Sostenibilità in cucina? La più grande bugia gastronomica di sempre.
Sostenibilità in cucina? La più grande bugia gastronomica di sempre.
Caro lettore (o meglio caro consumatore), tu che hai sempre sognato un mondo migliore, devi sapere che per una decina d'anni prima del 2020 si è venduta la sostenibilità ambientale ai viaggiatori gastronomici internazionali in cerca di emozioni.
L'alta cucina stava vivendo la sua epoca d'oro, vi erano migliaia di persone che circumnavigavano il globo in cerca di emozioni gastronomiche, viaggiare da un punto all'altro del pianeta non era mai stato così semplice, vi era ricchezza e con lo storytelling giusto, le esperienze gastronomiche potevano essere vendute a qualsiasi costo.
Tornati a casa illuminati, come dei fedeli dopo aver macinato chilometri al cammino di Santiago, un viaggio alla Mecca o pregato a Gerusalemme, raccontavano queste storie con le loro fervide penne e accusavano i cuochi locali di essere troppo legati al vile danaro, di non dare importanza alla decimazione dei panda, alla sofferenza del pinguino, allo scioglimento dei ghiacciai, pur di ottenere i loro fottuti guadagni.
"Sei un peccatore! Utilizzi foie gras e capesante. Possibile non ti interessi del nostro pianeta? L'unico sul quale possiamo vivere? Dovresti fare un po' di foraging".
E poi cosa accadde? Come mai tornammo a mangiare cibi in scatola e a cercare conforto in un hamburger?
Beh facile, grazie alla livella sociale del Covid-19, tutto questo non fu più interessante, anziché salvare il mondo ci preoccupammo di salvare noi stessi.
Il nostro raggio d'azione diventò di colpo ristretto, le frontiere nazionali furono serrate e i cuochi salvamondo dovettero necessariamente pensare a salvarsi il culo e fu proprio in quel preciso istante che divennero sostenibili.
Ma ti pare logico che i cosiddetti "ristoranti eco-friendly" per essere sostenuti, avevano bisogno di una clientela internazionale che rilasciava quintali di CO2 nell'atmosfera per i loro spostamenti?
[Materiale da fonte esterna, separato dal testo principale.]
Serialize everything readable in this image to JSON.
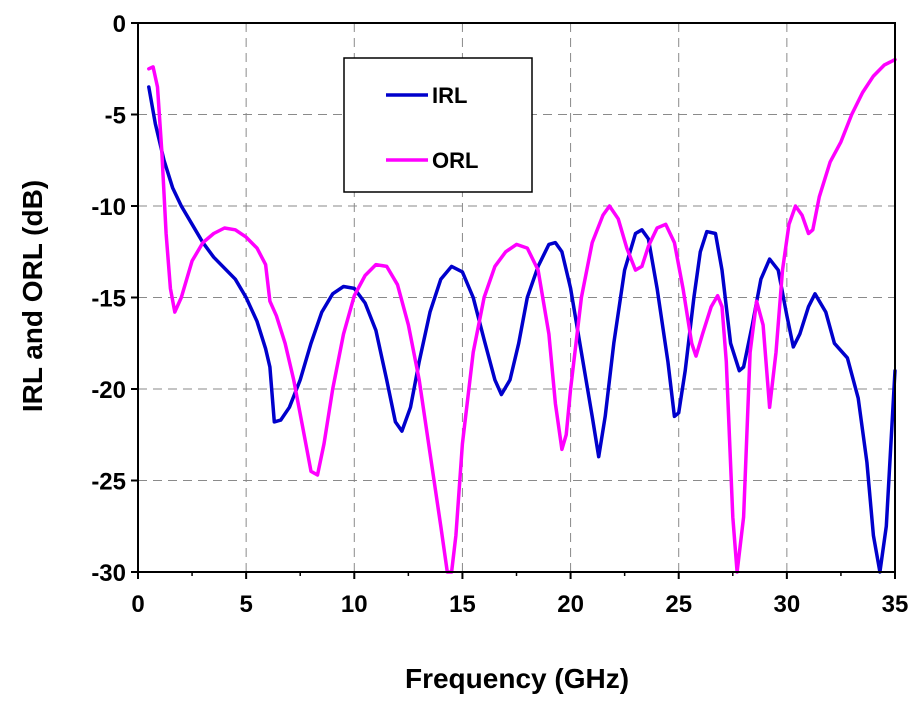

No eh? Io non ci ho mai creduto e sono stato additato in malo modo. Per rendere chiaro il concetto, ipotizziamo che questi straordinari ristoranti, nella loro gestione quotidiana, abbiano realmente un impatto ZERO sull'ambiente e andiamo a calcolare quanto costa in termini di immissioni nell'atmosfera portare dei commensali alle loro tavole:
La produzione intensiva di carne, considerata il male assoluto dai cuochi salvamondo (che per l'amor di Dio va rivista) tanto criminalizzata quanto discussa, produce in media 4 kg di Co2 per ogni chilo di carne. Prendere un aereo 120 gr al chilometro per passeggero di media.
Quanto inquinano gli aerei? (Fonte: Il Sole 24 ore)
Si proprio così, ti sto dicendo che se voli per 100 chilometri produci 12 kg di CO2, l'equivalente del produrre 3 kg di carne in un sistema intensivo.
Ma diciamoci la verità, chi vola per soli 100 km?
Per ogni andata c'è da prevedere un ritorno e i clienti cinesi che affollano i ristoranti di Copenaghen senza alcuna colpa, (volevano solo fare scelte ristorative etiche) immettono per un pasto al Noma 1700kg di CO2 nell'atmosfera. In soldoni, il viaggio di ogni singolo turista gastronomico che parte da Pechino per un pasto etico a Copenaghen, equivale alla produzione di 431 kg di carne, più o meno la quantità di cui si nutre uno statunitense in 4 anni. (Gli Usa hanno il consumo di carne procapite più alto del pianeta)
Consumo pro capite di carne nel mondo
Conclusioni
La cucina sostenibile non sarà mai sostenibile fin quando non sarà ad uso esclusivo delle comunità locali, il resto è storytelling.
Per un pratico esempio, il Noma è molto più green oggi con le sue centinaia di hamburger di manzo vendute ai danesi che non 3 mesi fa.
Sostenibilità in cucina? La più grande bugia gastronomica di sempre.
The Next Lies?
Preparatevi ad acquistare la "Cucina Vegetale", dovendo far quadrare i conti nei prossimi anni ci venderanno questa che costerà poco per chi la vende e tanto per chi la comprerà.